I recently wrote a story for Indiana Outdoor News about the many ways to fish for walleyes–using anecdotes from my first experience with them in northern Wisconsin, subsequent walleye successes in Canada, Lake Erie, rivers and reservoirs–finally, ending up in an August outing on Lake Winnebago where we fished walleyes in pea-soup-green water which was almost pea-soup-warm! Fished and caught!
I thought that was the weirdest walleye fishing I’d ever do, but no! My Iowa experience outdid my Fond du Lac experience.

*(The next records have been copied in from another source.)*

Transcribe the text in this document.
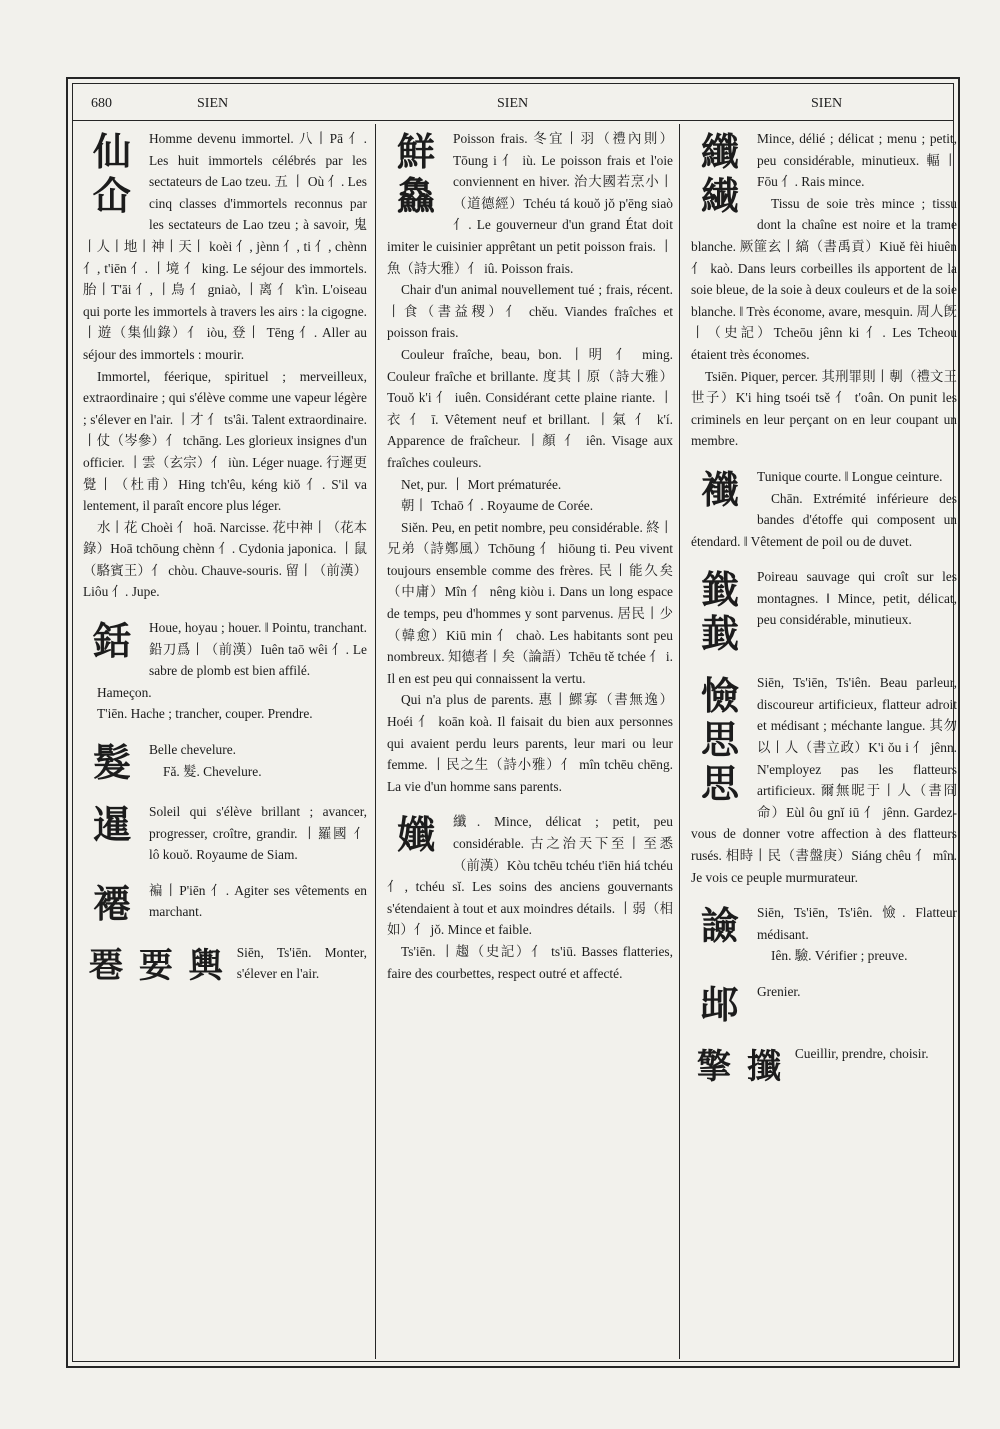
680	SIEN	SIEN	SIEN
仙
仚

Homme devenu immortel. 八丨Pā 亻. Les huit immortels célébrés par les sectateurs de Lao tzeu. 五 丨 Où 亻. Les cinq classes d'immortels reconnus par les sectateurs de Lao tzeu ; à savoir, 鬼丨人丨地丨神丨天丨 koèi 亻, jènn 亻, ti 亻, chènn 亻, t'iēn 亻. 丨境 亻 king. Le séjour des immortels. 胎丨T'āi 亻, 丨鳥 亻 gniaò, 丨离 亻 k'ìn. L'oiseau qui porte les immortels à travers les airs : la cigogne. 丨遊（集仙錄）亻 iòu, 登丨 Tēng 亻. Aller au séjour des immortels : mourir.

Immortel, féerique, spirituel ; merveilleux, extraordinaire ; qui s'élève comme une vapeur légère ; s'élever en l'air. 丨才 亻 ts'âi. Talent extraordinaire. 丨仗（岑參）亻 tchāng. Les glorieux insignes d'un officier. 丨雲（玄宗）亻 iùn. Léger nuage. 行遲更覺丨（杜甫）Hing tch'êu, kéng kiŏ 亻. S'il va lentement, il paraît encore plus léger.

水丨花 Choèi 亻 hoā. Narcisse. 花中神丨（花本錄）Hoā tchōung chènn 亻. Cydonia japonica. 丨鼠（駱賓王）亻 chòu. Chauve-souris. 留丨（前漢）Liôu 亻. Jupe.

銛	Houe, hoyau ; houer. ‖ Pointu, tranchant. 鉛刀爲丨（前漢）Iuên taō wêi 亻. Le sabre de plomb est bien affilé.

Hameçon.

T'iēn. Hache ; trancher, couper. Prendre.

髮	Belle chevelure.

Fă. 髮. Chevelure.

暹	Soleil qui s'élève brillant ; avancer, progresser, croître, grandir. 丨羅國 亻 lô kouŏ. Royaume de Siam.

褼	褊丨P'iēn 亻. Agiter ses vêtements en marchant.

䙴 要 輿 Siēn, Ts'iēn. Monter, s'élever en l'air.

鮮
鱻

Poisson frais. 冬宜丨羽（禮內則）Tōung i 亻 iù. Le poisson frais et l'oie conviennent en hiver. 治大國若烹小丨（道德經）Tchéu tá kouŏ jŏ p'ēng siaò 亻. Le gouverneur d'un grand État doit imiter le cuisinier apprêtant un petit poisson frais. 丨魚（詩大雅）亻 iû. Poisson frais.

Chair d'un animal nouvellement tué ; frais, récent. 丨食（書益稷）亻 chĕu. Viandes fraîches et poisson frais.

Couleur fraîche, beau, bon. 丨明 亻 ming. Couleur fraîche et brillante. 度其丨原（詩大雅）Touŏ k'i 亻 iuên. Considérant cette plaine riante. 丨衣 亻 ī. Vêtement neuf et brillant. 丨氣 亻 k'í. Apparence de fraîcheur. 丨顏 亻 iên. Visage aux fraîches couleurs.

Net, pur. 丨 Mort prématurée.

朝丨 Tchaō 亻. Royaume de Corée.

Siĕn. Peu, en petit nombre, peu considérable. 終丨兄弟（詩鄭風）Tchōung 亻 hiōung ti. Peu vivent toujours ensemble comme des frères. 民丨能久矣（中庸）Mîn 亻 nêng kiòu i. Dans un long espace de temps, peu d'hommes y sont parvenus. 居民丨少（韓愈）Kiū min 亻 chaò. Les habitants sont peu nombreux. 知德者丨矣（論語）Tchēu tě tchée 亻 i. Il en est peu qui connaissent la vertu.

Qui n'a plus de parents. 惠丨鰥寡（書無逸）Hoéi 亻 koān koà. Il faisait du bien aux personnes qui avaient perdu leurs parents, leur mari ou leur femme. 丨民之生（詩小雅）亻 mîn tchēu chēng. La vie d'un homme sans parents.

孅	纖. Mince, délicat ; petit, peu considérable. 古之治天下至丨至悉（前漢）Kòu tchēu tchéu t'iēn hiá tchéu 亻, tchéu sĭ. Les soins des anciens gouvernants s'étendaient à tout et aux moindres détails. 丨弱（相如）亻 jŏ. Mince et faible.

Ts'iēn. 丨趨（史記）亻 ts'iū. Basses flatteries, faire des courbettes, respect outré et affecté.

纖
繊

Mince, délié ; délicat ; menu ; petit, peu considérable, minutieux. 輻丨Fōu 亻. Rais mince.

Tissu de soie très mince ; tissu dont la chaîne est noire et la trame blanche. 厥篚玄丨縞（書禹貢）Kiuĕ fèi hiuên 亻 kaò. Dans leurs corbeilles ils apportent de la soie bleue, de la soie à deux couleurs et de la soie blanche. ‖ Très économe, avare, mesquin. 周人旣丨（史記）Tcheōu jênn ki 亻. Les Tcheou étaient très économes.

Tsiēn. Piquer, percer. 其刑罪則丨剸（禮文王世子）K'i hing tsoéi tsĕ 亻 t'oân. On punit les criminels en leur perçant on en leur coupant un membre.

襳	Tunique courte. ‖ Longue ceinture.

Chān. Extrémité inférieure des bandes d'étoffe qui composent un étendard. ‖ Vêtement de poil ou de duvet.

韱
韯

Poireau sauvage qui croît sur les montagnes. ‖ Mince, petit, délicat, peu considérable, minutieux.

憸
思
思

Siēn, Ts'iēn, Ts'iên. Beau parleur, discoureur artificieux, flatteur adroit et médisant ; méchante langue. 其勿以丨人（書立政）K'i ŏu i 亻 jênn. N'employez pas les flatteurs artificieux. 爾無昵于丨人（書冏命）Eùl ôu gnĭ iū 亻 jênn. Gardez-vous de donner votre affection à des flatteurs rusés. 相時丨民（書盤庚）Siáng chêu 亻 mîn. Je vois ce peuple murmurateur.

譣	Siēn, Ts'iēn, Ts'iên. 憸. Flatteur médisant.

Iên. 驗. Vérifier ; preuve.

䢺	Grenier.

擎 攕 Cueillir, prendre, choisir.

My fishing partner, Jim Gaston handed me a bottom-bouncer set-up, then slow trolled over a pair of 2-foot deep humps about 15 yards apart. I was incredulous.
You can catch bluegills in 24-inches of water, bass–for sure. Surely not walleyes in an Iowa reservoir with plenty of deep water nearby–especially after a cold night chilled the surface. Wrong, fish-blog-readers! And it wasn’t a fluke. The other, more conventional areas we tried produced one skimpy white bass. The fish in the picture and the rest of our morning catch came off that shallow rubble. Wow! Who’d a thunk?
The equipment Gaston used was great. The Lund boat was powered by a 150 hp Mercury engine and had a MinnKota troller on the bow. For electronics we had an X-15 Lowrance and a stand alone Lowrance GPS. I used a 6-foot, medium action, Johnny Morris rod and reel combo from Bass Pro Shops.